The Affordable Care Act at work – increasing health care access for people living with HIV in California

Implementation and operational research: affordable care act implementation in a California health care system leads to growth in HIV-positive patient enrollment and changes in patient characteristics.

Satre DD, Altschuler A, Parthasarathy S, Silverberg MJ, Volberding P, Campbell CI. J Acquir Immune Defic Syndr. 2016 Dec 15;73(5):e76-e82.

Objectives: This study examined implementation of the Affordable Care Act (ACA) in relation to HIV-positive patient enrollment in an integrated health care system; as well as changes in new enrollee characteristics, benefit structure, and health care utilization after key ACA provisions went into effect in 2014.

Methods: This mixed-methods study was set in Kaiser Permanente Northern California (KPNC). Qualitative interviews with 29 KPNC leaders explored planning for ACA implementation. Quantitative analyses compared newly enrolled HIV-positive patients in KPNC between January and December 2012 ("pre-ACA," N = 661) with newly enrolled HIV-positive patients between January and December 2014 ("post-ACA," N = 880) on demographics; medical, psychiatric, and substance use disorder diagnoses; HIV clinical indicators; and type of health care utilization.

Results: Interviews found that ACA preparation focused on enrollment growth, staffing, competition among health plans, concern about cost sharing, and HIV pre-exposure prophylaxis (PrEP) services. Quantitative analyses found that post-ACA HIV-positive patient enrollment grew. New enrollees in 2014 were more likely than 2012 enrollees to be enrolled in high-deductible plans (P < 0.01) or through Medicaid (P < 0.01), and marginally more likely to have better HIV viral control (P < 0.10). They also were more likely to be diagnosed with asthma (P < 0.01) or substance use disorders (P < 0.05) and to have used primary care health services in the 6 months postenrollment (P < 0.05) than the pre-ACA cohort.

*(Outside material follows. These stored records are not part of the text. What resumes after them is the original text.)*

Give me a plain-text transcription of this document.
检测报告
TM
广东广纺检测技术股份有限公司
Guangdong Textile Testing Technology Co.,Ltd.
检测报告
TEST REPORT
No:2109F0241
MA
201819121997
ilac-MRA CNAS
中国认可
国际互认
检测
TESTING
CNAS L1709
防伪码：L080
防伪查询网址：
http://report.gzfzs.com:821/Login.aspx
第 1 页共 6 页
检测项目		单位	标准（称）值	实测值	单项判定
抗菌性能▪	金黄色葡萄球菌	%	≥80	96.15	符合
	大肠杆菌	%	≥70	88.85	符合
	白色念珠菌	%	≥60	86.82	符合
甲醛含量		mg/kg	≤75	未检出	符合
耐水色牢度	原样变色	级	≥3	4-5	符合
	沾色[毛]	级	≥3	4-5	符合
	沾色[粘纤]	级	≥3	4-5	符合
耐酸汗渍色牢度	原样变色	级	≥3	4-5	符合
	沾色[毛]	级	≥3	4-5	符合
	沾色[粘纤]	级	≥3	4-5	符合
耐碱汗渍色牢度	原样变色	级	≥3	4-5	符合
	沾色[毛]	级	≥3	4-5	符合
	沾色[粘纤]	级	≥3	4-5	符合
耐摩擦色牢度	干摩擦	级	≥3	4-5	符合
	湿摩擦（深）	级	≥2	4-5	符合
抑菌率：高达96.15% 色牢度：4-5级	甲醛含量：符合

Conclusions: As anticipated by KPNC interviewees, ACA implementation was followed by HIV-positive patient enrollment growth and changing benefit structures and patient characteristics. Although HIV viral control improved, comorbid diagnosis findings reinforced the importance of coordinated health care.

Abstract access   [1]

Editor’s notes: This paper provides a very useful assessment of the Affordable Care Act (ACA) (commonly called ‘Obama-Care’) coverage for people living with HIV in part of California. As the authors note, a goal of the Affordable Care Act was to increase health-care coverage for people with chronic conditions. They also note that before the implementation of the ACA, many people living with HIV lacked health-care insurance covering HIV-medications and HIV medical care. It has the potential to make a difference to people with chronic conditions. The ACA has removed exclusions for insurance access, like pre-existing conditions. It has also removed caps on costs and provides financial support for health care premiums. 

As anticipated by the authors, the passing of the ACA had provided greater access to care for people living with HIV. However, challenges exist in supporting people living with HIV who have co-morbidities. The authors note that people living with HIV in need of psychiatric care, or because of substance use, were not always reached. This is partly because people do not come forward for care.  The authors suggest that integrated care where HIV-care is provided with support for other chronic conditions can help reach more people to come forward.

At a time of change in the United States, this paper is timely in highlighting the value of the Affordable Care Act for people living with HIV.